Tive o prazer de acompanhar o desenvolvimento artístico de Felipe Góes desde suas primeiras explorações do campo da cor até as pinturas mais recentes que foram trazidas para esta exposição. Pois daqueles campos floresceram paisagens que se põem no limiar entre o figurativo e o abstrato, entre a racionalidade do dia e o sonho difuso, entre as certezas do momento presente e o vago sentimento da memória. Pintar, no século XXI, pressupõe lidar com pensamentos contemporâneos, entre os quais está a relação com o espectador – uma vez que as interpretações deste se tornam parte integrante da obra, a despeito das intenções do artista.

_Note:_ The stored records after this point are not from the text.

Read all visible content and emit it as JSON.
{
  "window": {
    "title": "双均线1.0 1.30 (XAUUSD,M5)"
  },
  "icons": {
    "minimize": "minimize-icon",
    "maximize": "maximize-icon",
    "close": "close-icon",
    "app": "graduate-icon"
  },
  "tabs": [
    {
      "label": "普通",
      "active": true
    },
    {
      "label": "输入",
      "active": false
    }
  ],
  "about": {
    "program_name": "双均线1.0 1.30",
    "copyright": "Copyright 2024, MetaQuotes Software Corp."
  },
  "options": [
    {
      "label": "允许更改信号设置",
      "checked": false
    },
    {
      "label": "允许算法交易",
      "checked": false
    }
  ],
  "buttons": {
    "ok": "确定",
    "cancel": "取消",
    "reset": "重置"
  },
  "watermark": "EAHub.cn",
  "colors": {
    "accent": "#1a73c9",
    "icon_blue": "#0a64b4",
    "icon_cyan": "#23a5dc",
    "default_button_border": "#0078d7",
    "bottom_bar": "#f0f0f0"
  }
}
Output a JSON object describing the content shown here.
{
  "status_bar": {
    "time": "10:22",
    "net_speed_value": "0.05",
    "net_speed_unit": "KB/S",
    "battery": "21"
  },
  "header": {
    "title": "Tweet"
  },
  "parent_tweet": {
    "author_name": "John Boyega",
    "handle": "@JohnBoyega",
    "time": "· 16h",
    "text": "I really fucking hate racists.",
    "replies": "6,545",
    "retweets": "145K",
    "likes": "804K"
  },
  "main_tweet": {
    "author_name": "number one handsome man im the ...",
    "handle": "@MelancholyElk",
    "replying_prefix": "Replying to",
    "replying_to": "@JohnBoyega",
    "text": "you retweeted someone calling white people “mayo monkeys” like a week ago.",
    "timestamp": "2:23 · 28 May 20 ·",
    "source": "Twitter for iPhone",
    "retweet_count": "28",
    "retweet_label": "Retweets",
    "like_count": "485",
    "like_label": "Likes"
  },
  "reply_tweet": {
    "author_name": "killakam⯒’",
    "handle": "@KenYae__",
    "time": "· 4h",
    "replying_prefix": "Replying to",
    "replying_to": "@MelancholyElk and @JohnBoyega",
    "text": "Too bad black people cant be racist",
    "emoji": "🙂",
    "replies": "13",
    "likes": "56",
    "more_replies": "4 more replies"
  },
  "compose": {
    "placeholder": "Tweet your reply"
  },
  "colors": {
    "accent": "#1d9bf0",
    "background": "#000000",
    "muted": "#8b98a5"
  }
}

A pintura de Felipe envolve o olhar e clama por nossa participação. Entramos na tela, caminhamos por territórios pictóricos e sensíveis que, de uma hora para outra, se revelam partes constitutivas de nossos corpos e mentes. Uma revelação de mão dupla: a obra em nós e nós na obra.

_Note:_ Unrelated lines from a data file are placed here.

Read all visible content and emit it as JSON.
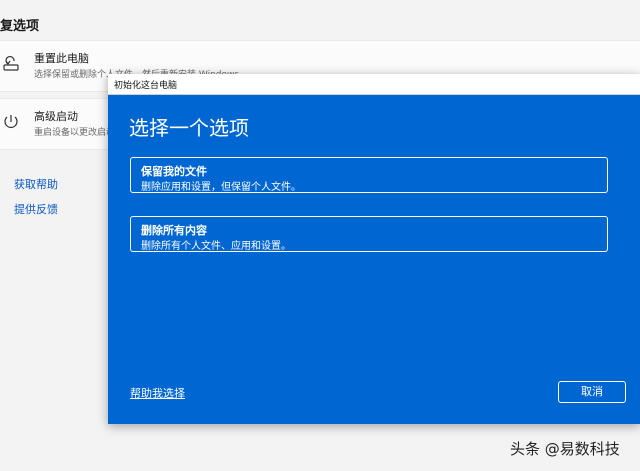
{
  "background": {
    "section_title": "复选项",
    "cards": [
      {
        "title": "重置此电脑",
        "subtitle": "选择保留或删除个人文件，然后重新安装 Windows"
      },
      {
        "title": "高级启动",
        "subtitle": "重启设备以更改启动设置"
      }
    ],
    "links": [
      {
        "label": "获取帮助"
      },
      {
        "label": "提供反馈"
      }
    ]
  },
  "dialog": {
    "window_title": "初始化这台电脑",
    "heading": "选择一个选项",
    "options": [
      {
        "title": "保留我的文件",
        "description": "删除应用和设置，但保留个人文件。"
      },
      {
        "title": "删除所有内容",
        "description": "删除所有个人文件、应用和设置。"
      }
    ],
    "help_link": "帮助我选择",
    "cancel_label": "取消"
  },
  "watermark": "头条 @易数科技",
  "colors": {
    "dialog_bg": "#0066d1",
    "accent_link": "#0b57c7"
  }
}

Imagens que vêm e vão, construções que fazem e se desfazem. Aquela mancha de tinta que exprime um significado, traduz um sentimento, aviva uma lembrança para, em seguida, afundar novamente nas brumas.
Os olhos nos enganam. Pois nossa apreensão do mundo se dá por cores e formas atreladas a significados, ou seja, pela decodificação de estímulos visuais. Uma mancha que se transforma em barco, outra que lembra uma praia com palmeiras. É assim, através da percepção, e da persistência do real para fazer-se e manter-se, que vamos inventando tudo ao nosso redor, produzindo verdades ambíguas.
Ver, lembrar, desvendar e somar são formas de criação contidas em nossa subjetividade. Por se relacionar diretamente com o passado que cada pessoa carrega consigo, a pintura de Felipe Góes é capaz de despertar imagens esquecidas, emoções há muito tempo escondidas, desejos reprimidos. Tudo isso com manchas de tinta sobre tela. Enchendo de cor os contornos sinuosos da memória.
As imagens se referem, na ordem: 1) Pintura 104 (2010); 2) Pintura 105 (2010); 3) Pintura 106 (2010); 4) Pintura 108 (2011); 5) Pintura 130 (2011); 6) Pintura 136 (2011); 7) Pintura 138 (2011).